Но он еще хорошо помнил навес и Двухголового, развалившегося хозяином на любимом Шуркином бревнышке. Он вырвал хныкающую, дрожащую Анку из цепких Катькиных рук и ласково позвал одеваться.
Рукава Анкиного платья оказались затянутыми крепкими узлами. Шурка знал, кто это сделал, но ничего не сказал, зубами развязал узлы. Они оделись первыми и, взявшись за руки, побежали тропой через ржаное поле на Голубинку.
Ветер-пастух гнал по небу стадо белых барашков. И по ржи, по василькам бежали тени, тоже как барашки. Жарко пахло травой на межах и зацветающей рожью.
Шурка сорвал колосок и подул на него.
– Хочешь, расцветет сейчас? – сказал он Анке.
– Хочу.
– Ну смотри.
Он зажал колосок в горячей ладони.
Не прошло и минуты, как на колоске прямо на глазах стали вырастать, высыпаться топкие бархатные крючочки, словно ножки. Скоро колосок оброс ножками.
– Ой, как интересно! – воскликнула, дивясь, Анка. – Почему?
– Не скажу. Колдовство, – ответил Шурка, потому что он сам не знал, отчего расцветает колосок ржи, если его сорвать и подержать в руке.
Шурка орал и свистел на все поле, играл с Анкой в пятнашки, скакал на одной ноге, кидал и ловил на лету корзинку и всяческими другими фокусами показывал Катьке, какой он рассчастливый человек.
И он таки добился своего – Растрепа брела сзади всех сиротинкой, светлая жестяная банка горестно торчала у нее под мышкой.
Глава XIV
КОГДА ЗЕМЛЯНИКА ГОРЬКАЯ
На Голубинке новые удовольствия захватили Шурку.

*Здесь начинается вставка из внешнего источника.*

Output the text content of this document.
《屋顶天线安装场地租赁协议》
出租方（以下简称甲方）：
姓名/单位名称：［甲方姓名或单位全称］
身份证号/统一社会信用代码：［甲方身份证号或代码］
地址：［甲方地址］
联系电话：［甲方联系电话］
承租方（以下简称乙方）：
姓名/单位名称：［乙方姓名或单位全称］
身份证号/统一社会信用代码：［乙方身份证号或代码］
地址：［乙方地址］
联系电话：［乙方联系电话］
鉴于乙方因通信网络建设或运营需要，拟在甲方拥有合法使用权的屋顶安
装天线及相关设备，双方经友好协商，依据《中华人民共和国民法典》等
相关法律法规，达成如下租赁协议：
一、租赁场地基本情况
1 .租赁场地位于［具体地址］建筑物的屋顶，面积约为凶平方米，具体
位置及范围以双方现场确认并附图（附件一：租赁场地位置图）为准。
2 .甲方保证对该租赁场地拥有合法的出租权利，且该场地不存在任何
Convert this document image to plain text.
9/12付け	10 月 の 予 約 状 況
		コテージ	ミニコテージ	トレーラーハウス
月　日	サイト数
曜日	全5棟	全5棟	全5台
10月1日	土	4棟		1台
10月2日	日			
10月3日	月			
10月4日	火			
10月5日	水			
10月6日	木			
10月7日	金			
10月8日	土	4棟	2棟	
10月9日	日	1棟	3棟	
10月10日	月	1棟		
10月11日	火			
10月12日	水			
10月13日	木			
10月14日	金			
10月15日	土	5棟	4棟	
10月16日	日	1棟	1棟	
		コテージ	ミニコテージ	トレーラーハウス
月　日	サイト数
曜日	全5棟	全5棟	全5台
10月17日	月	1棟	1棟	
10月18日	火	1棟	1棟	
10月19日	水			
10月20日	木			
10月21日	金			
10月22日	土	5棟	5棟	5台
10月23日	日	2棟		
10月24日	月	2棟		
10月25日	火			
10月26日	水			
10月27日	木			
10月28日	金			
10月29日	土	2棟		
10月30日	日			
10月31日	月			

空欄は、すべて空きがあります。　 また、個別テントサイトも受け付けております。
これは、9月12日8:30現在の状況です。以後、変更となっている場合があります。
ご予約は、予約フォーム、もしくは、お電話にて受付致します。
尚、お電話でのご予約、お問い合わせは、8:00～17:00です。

Пустошь начиналась перелогами*, забитыми густой лесной травой и цветами. Точно материну праздничную шаль разостлали по земле. Все пестрело и горело на солнце – глядеть нельзя, хоть жмурься. По межам росли кривые, растяпистые можжухи*, усеянные зеленым горошком ягод, кусты дикой малины, колючий шиповник с крупными бело-розовыми нераспустившимися бутонами, ольшаник, верба. За ними голубели молодые осинки и тонко, как ниточка, белели березки. А дальше тянулась порядочная чащоба вперемежку из сосен, берез, орешника, осин – до самой дальней изгороди.
Есть где разгуляться. Ходи по зеленому царству – не бойся, не заблудишься, леший не уведет. И главное – от Голубинки до дому близко, всегда можно в случае опасности задать стрекача.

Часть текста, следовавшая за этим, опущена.